They stood trembling before him, white in the face, like petitioners. But he, weary and thinking of his papers, was seized with a stubborn unwillingness, though he was seldom able to refuse his wife anything.

“No, Léonie,” he said, firmly. “And you must never promise things of which you’re not certain.”

He turned away, went round the screen and sat down to his work.
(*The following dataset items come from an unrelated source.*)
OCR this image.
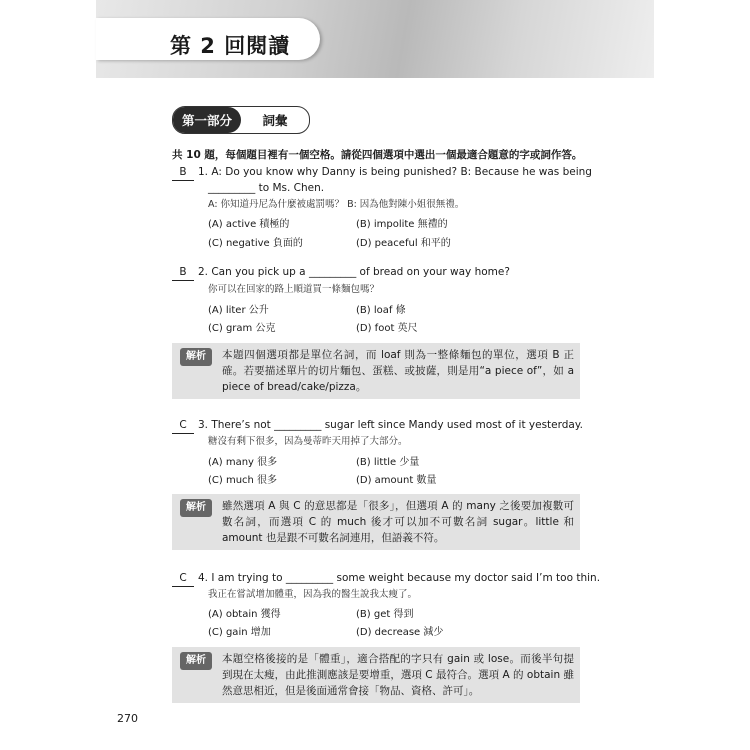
第 2 回閱讀
第一部分	詞彙
共 10 題，每個題目裡有一個空格。請從四個選項中選出一個最適合題意的字或詞作答。
B 1. A: Do you know why Danny is being punished? B: Because he was being
_________ to Ms. Chen.
A: 你知道丹尼為什麼被處罰嗎？ B: 因為他對陳小姐很無禮。
(A) active 積極的	(B) impolite 無禮的
(C) negative 負面的	(D) peaceful 和平的
B 2. Can you pick up a _________ of bread on your way home?
你可以在回家的路上順道買一條麵包嗎？
(A) liter 公升	(B) loaf 條
(C) gram 公克	(D) foot 英尺
解析	本題四個選項都是單位名詞，而 loaf 則為一整條麵包的單位，選項 B 正確。若要描述單片的切片麵包、蛋糕、或披薩，則是用“a piece of”，如 a piece of bread/cake/pizza。
C 3. There’s not _________ sugar left since Mandy used most of it yesterday.
糖沒有剩下很多，因為曼蒂昨天用掉了大部分。
(A) many 很多	(B) little 少量
(C) much 很多	(D) amount 數量
解析	雖然選項 A 與 C 的意思都是「很多」，但選項 A 的 many 之後要加複數可數名詞，而選項 C 的 much 後才可以加不可數名詞 sugar。little 和 amount 也是跟不可數名詞連用，但語義不符。
C 4. I am trying to _________ some weight because my doctor said I’m too thin.
我正在嘗試增加體重，因為我的醫生說我太瘦了。
(A) obtain 獲得	(B) get 得到
(C) gain 增加	(D) decrease 減少
解析	本題空格後接的是「體重」，適合搭配的字只有 gain 或 lose。而後半句提到現在太瘦，由此推測應該是要增重，選項 C 最符合。選項 A 的 obtain 雖然意思相近，但是後面通常會接「物品、資格、許可」。
270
They looked at each other, the mother and the step-son. Slowly, aimlessly, they moved away, to the front-verandah, where a moist, dripping darkness drifted between the stately pillars. They saw a white form coming through the swamped garden. They started, for they were now afraid of everything, thinking at the sight of every figure of the chastisement that would overtake them like some strange thing, if they remained in the paternal house which they had covered with shame. But, when they looked more closely, they saw that it was Doddie. She had come home; she said, trembling, that she had been at Eva Eldersma’s. Actually she had been walking with Addie de Luce; and they had sheltered from the rain in the compound. She was very pale, she was trembling; but Léonie and Theo did not notice it in the dark verandah, even as she herself did not see that her step-mother and Theo were pale. She was trembling like that because in the garden—Addie had brought her to the gate—stones had been thrown at her. It must have been some impudent Javanese, who hated her father and his house and his household; but, in the dark verandah, where she saw her step-mother and her brother sitting side by side in silence, as though in despair, she suddenly felt, she did not know why, that it was not an impudent Javanese....

She sat down by them, silently. They looked out at the damp, dark garden, over which the spacious night was hovering as on the wings of a gigantic bat. And, in the mute melancholy which drifted like a grey twilight between the tall white pillars, all three of them—Doddie singly, but the step-mother and step-son together—felt frightened to death and crushed by the strange thing that was about to befall them....

Chapter Twenty-Six

And, despite their anxiety, the two sought each other all the oftener, feeling themselves now bound by indissoluble bonds. In the afternoon he would steal to her room; and, despite their anxiety, they lost themselves in wild embraces and then remained close together.

“It must be nonsense, Léonie,” he whispered.

“Yes, but then what is it?” she murmured in return. “After all, I heard the moaning and heard the stone whizz through the air.”